Every phase is a single script you can run yourself. You supply the search
results (as rows.json); the toolkit does the verification and bookkeeping.
# Pick a topic slug and make a subdir.
mkdir my_topic && cd my_topic
# Phase 2 / 2b: run the search agent with tools/search_prompt_template.md
# filled in (forward search + a REQUIRED antecedents pass). Save the
# returned papers as rows.json — links MUST be DOI URLs.
# Phase 3: verify everything before trusting any of it.
python3 ../tools/verify.py --citations rows.json --out verify_report.json
# Phase 3f: rebuild every reference into canonical APA-7, then gate.
python3 ../tools/references.py --rows rows.json --out rows.json
python3 ../tools/references.py --rows rows.json --audit
# Phase 5: build the xlsx.
python3 ../tools/spreadsheet.py --rows rows.json --out my_topic_bibliography.xlsx
# Phase 5b: citation counts (attach to rows, rerun spreadsheet.py).
python3 ../tools/citations.py --rows rows.json --out citation_counts.json
# Phase 6: cross-citation pass; pick additions; repeat 3 + 5 for the batch.
python3 ../tools/xref.py --papers verified.json --exclude existing_dois.json \
--out xref_my_topic.json --min-cites 4 --resolve-unknown
The optional Phases 6b (families + figure) and 7 (review article) are on the Phases in detail page. PDF download (Phase 4) is opt-in.
Where things land¶
Each review lives in its own subdirectory under your bibliography root.
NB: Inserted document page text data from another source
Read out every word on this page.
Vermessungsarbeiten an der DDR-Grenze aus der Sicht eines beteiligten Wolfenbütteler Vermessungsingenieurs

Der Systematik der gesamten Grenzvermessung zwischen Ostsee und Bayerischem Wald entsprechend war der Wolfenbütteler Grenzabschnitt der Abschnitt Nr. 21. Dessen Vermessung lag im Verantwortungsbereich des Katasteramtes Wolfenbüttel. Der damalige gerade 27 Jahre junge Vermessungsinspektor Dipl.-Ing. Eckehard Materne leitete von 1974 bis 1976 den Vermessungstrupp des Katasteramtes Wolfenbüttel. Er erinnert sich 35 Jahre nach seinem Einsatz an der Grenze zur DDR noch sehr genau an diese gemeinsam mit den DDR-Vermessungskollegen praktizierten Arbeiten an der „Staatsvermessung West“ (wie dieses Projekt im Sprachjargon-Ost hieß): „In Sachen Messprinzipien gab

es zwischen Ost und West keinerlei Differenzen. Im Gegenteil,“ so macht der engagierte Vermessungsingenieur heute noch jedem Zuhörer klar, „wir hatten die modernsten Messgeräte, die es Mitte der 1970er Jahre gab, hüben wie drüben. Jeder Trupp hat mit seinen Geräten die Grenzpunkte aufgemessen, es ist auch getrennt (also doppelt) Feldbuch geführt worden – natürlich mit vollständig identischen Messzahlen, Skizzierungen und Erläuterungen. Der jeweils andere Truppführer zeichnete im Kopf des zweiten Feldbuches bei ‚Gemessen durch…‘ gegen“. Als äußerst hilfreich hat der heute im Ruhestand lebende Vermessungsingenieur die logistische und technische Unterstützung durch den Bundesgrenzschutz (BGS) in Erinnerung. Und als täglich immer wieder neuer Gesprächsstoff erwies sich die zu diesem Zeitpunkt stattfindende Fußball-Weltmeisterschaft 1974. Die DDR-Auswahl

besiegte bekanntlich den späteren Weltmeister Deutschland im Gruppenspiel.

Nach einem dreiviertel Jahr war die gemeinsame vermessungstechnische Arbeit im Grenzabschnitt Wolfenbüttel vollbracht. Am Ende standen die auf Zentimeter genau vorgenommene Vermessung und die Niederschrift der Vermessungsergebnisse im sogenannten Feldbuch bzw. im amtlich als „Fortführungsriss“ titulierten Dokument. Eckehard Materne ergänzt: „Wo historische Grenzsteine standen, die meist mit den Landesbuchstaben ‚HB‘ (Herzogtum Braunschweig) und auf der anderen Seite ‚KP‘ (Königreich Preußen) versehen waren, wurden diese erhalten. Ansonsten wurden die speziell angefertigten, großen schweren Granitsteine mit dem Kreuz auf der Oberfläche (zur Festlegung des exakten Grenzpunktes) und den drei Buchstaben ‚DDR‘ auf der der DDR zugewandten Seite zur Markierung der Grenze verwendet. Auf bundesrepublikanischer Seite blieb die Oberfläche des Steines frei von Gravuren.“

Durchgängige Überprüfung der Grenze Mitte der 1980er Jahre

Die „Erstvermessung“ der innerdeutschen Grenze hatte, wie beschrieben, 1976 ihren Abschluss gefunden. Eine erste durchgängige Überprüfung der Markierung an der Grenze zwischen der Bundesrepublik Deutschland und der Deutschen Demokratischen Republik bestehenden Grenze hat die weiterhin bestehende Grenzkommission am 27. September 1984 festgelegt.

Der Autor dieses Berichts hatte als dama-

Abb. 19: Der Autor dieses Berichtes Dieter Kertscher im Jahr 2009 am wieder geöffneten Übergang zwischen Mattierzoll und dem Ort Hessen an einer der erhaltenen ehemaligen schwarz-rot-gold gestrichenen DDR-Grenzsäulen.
The
JSON files are the source of truth; the .xlsx is rendered from them.
<bibliography_root>/
├── literature-review-toolkit/ <- this repo, cloned once
├── visual_cerebellum/ <- one review topic, one subdir
│ ├── visual_cerebellum_bibliography.xlsx <-- THE DELIVERABLE
│ ├── topic_definition.md (scope you & the agent agreed on)
│ ├── rows.json (the LIVE table — everything renders from it)
│ ├── verify_report.json (Phase 3: OK / MISMATCH / NOT-FOUND per cite)
│ ├── citation_counts.json (Phase 5b: OpenAlex + S2 counts, cached)
│ ├── xref_visual_cerebellum.json (Phase 6: cross-citation frequency table)
│ ├── families.json / families.md (Phase 6b: grouping, if run)
│ ├── visual_cerebellum_families.html (Phase 6b: interactive figure; +svg/png/pdf)
│ ├── content.json (Phase 7: authored prose, if run)
│ └── Visual_Cerebellum_review.docx (Phase 7: AI-authored review, if run)
└── attention/ <- a different topic, separate subdir
└── attention_bibliography.xlsx
After Phase 3f, rows.json is the live table
Edit rows.json directly for any later change. Re-running an upstream
row-emitter is destructive — it wipes the canonical references and the
citation counts. To share results, send the .xlsx (or the .docx). To
extend or re-run later, the JSON files are what the toolkit reads from.